Genetics Set the Baseline
Family history is one of the strongest predictors of high blood pressure. Studies estimate that 15% to 35% of the variation in resting blood pressure between people is inherited. Twin studies push that estimate even higher, to around 60% in men and 30% to 40% in women. Blood pressure is a polygenic trait, meaning dozens or hundreds of small genetic variations each contribute a tiny amount rather than one gene flipping a switch.

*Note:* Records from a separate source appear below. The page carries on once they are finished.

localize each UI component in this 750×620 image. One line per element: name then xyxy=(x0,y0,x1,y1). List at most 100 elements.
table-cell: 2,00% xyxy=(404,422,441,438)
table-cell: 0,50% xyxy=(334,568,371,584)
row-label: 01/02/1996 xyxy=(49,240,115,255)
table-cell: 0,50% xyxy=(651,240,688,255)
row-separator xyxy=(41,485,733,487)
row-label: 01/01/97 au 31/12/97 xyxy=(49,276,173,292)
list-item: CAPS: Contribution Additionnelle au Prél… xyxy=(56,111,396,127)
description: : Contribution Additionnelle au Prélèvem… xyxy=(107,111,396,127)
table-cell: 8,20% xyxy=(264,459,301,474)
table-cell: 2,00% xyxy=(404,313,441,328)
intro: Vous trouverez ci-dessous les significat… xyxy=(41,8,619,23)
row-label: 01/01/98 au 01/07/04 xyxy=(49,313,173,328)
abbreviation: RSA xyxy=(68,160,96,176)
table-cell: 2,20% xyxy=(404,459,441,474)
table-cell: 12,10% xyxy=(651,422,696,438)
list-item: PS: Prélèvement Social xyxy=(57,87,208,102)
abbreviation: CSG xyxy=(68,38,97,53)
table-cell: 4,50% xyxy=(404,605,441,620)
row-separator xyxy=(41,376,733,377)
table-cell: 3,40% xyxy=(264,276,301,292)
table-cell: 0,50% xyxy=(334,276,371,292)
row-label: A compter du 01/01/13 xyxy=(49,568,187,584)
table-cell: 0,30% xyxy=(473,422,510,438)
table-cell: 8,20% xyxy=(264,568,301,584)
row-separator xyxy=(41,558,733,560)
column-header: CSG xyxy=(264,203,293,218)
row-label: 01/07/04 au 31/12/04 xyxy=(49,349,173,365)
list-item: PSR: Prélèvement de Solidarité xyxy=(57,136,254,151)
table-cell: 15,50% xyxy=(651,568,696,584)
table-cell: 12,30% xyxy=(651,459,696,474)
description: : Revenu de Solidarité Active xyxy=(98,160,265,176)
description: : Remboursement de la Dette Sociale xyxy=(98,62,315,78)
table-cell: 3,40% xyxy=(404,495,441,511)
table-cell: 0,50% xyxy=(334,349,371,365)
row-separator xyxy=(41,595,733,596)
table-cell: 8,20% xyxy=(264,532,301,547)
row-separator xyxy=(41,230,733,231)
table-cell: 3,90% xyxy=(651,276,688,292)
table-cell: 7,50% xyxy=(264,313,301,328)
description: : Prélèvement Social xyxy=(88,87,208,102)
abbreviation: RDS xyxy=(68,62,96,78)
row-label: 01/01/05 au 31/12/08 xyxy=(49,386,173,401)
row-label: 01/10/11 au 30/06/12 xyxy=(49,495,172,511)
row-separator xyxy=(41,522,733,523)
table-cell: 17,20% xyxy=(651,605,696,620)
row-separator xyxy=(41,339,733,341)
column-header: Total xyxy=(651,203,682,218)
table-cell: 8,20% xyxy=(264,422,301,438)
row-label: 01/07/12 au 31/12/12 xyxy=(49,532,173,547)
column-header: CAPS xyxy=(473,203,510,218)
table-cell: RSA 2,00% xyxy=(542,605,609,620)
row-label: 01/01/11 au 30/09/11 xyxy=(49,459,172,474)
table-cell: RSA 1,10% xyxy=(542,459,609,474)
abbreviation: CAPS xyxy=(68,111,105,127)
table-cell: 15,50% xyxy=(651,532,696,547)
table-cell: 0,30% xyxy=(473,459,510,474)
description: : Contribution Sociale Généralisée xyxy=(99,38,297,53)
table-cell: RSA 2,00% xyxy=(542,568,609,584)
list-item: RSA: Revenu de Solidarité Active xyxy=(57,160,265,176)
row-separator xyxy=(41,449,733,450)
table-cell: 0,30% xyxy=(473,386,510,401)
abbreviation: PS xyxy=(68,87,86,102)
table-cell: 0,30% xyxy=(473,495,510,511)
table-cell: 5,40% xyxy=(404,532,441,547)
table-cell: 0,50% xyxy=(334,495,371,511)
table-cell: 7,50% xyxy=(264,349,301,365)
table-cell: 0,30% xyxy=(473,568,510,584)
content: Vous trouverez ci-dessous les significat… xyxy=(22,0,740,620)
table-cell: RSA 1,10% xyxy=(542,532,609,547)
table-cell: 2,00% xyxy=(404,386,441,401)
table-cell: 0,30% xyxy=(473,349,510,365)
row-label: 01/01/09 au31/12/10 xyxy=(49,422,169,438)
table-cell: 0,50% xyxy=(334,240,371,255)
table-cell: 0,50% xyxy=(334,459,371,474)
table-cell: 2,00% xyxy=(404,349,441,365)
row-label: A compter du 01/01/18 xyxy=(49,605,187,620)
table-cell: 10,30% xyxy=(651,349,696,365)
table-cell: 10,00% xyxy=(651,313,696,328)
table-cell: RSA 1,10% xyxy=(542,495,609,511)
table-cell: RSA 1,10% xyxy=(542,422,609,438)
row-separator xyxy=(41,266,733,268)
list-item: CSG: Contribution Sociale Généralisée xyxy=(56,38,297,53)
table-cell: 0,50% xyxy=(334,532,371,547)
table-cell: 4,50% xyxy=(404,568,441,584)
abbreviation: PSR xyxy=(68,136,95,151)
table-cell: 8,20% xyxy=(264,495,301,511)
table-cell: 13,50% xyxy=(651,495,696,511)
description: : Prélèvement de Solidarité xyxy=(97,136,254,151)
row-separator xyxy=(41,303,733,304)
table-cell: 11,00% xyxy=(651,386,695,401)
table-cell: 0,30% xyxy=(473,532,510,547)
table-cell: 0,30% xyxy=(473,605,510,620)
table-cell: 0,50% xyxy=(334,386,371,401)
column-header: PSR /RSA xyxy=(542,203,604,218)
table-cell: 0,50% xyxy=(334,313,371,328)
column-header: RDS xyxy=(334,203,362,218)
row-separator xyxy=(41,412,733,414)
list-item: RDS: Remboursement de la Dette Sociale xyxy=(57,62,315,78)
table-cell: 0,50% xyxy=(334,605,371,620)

This means you can inherit a predisposition without inheriting a guarantee. Someone with a strong family history of hypertension who maintains a healthy weight, limits sodium, and stays physically active may never develop it. Someone with no family history who gains significant weight and eats a high-sodium diet likely will. Genes load the gun, but lifestyle pulls the trigger.
Aging and Artery Stiffness
Blood pressure tends to rise with age, and the primary reason is structural. Artery walls contain two key proteins: elastin, which allows them to stretch and snap back with each heartbeat, and collagen, which provides rigidity. Over decades, elastin breaks down and collagen accumulates. The result is stiffer arteries that cannot absorb the pulse of blood leaving the heart as efficiently. This is the main mechanism behind what doctors call isolated systolic hypertension, where the top number climbs while the bottom number stays the same or even drops.
This stiffening process accelerates in the presence of atherosclerosis (plaque buildup), diabetes, and chronic high blood pressure itself, creating a feedback loop. Stiff arteries raise pressure, and sustained high pressure damages artery walls further.
Secondary Causes Worth Knowing About
In the minority of cases where a specific condition is responsible, finding and treating that condition can sometimes resolve the hypertension entirely. The most common secondary causes include narrowing of the arteries that supply the kidneys, hormone-producing adrenal tumors, thyroid disorders, and chronic kidney disease.
Obstructive sleep apnea deserves special mention. Up to 71% of patients with treatment-resistant hypertension (blood pressure that stays high despite multiple medications) also have sleep apnea. Each time breathing stops during sleep, oxygen levels drop and the nervous system fires a stress response that spikes blood pressure. Over months and years, this repeated nightly stress remodels the cardiovascular system. If your blood pressure is not responding to standard treatment, untreated sleep apnea is one of the first things to investigate.
What Matters Most in Practice
Because primary hypertension results from overlapping factors, the most effective approach targets several at once. Reducing sodium intake below 2,000 mg per day, maintaining a healthy weight, staying physically active, moderating alcohol, and managing stress each contribute a measurable reduction. Individually, each change may lower blood pressure by a few points. Combined, they can rival the effect of medication.
For people already on medication whose blood pressure remains stubbornly high, it is worth looking for secondary causes like sleep apnea, kidney problems, or hormonal imbalances. These are treatable, and identifying them can make the difference between controlled and uncontrolled blood pressure.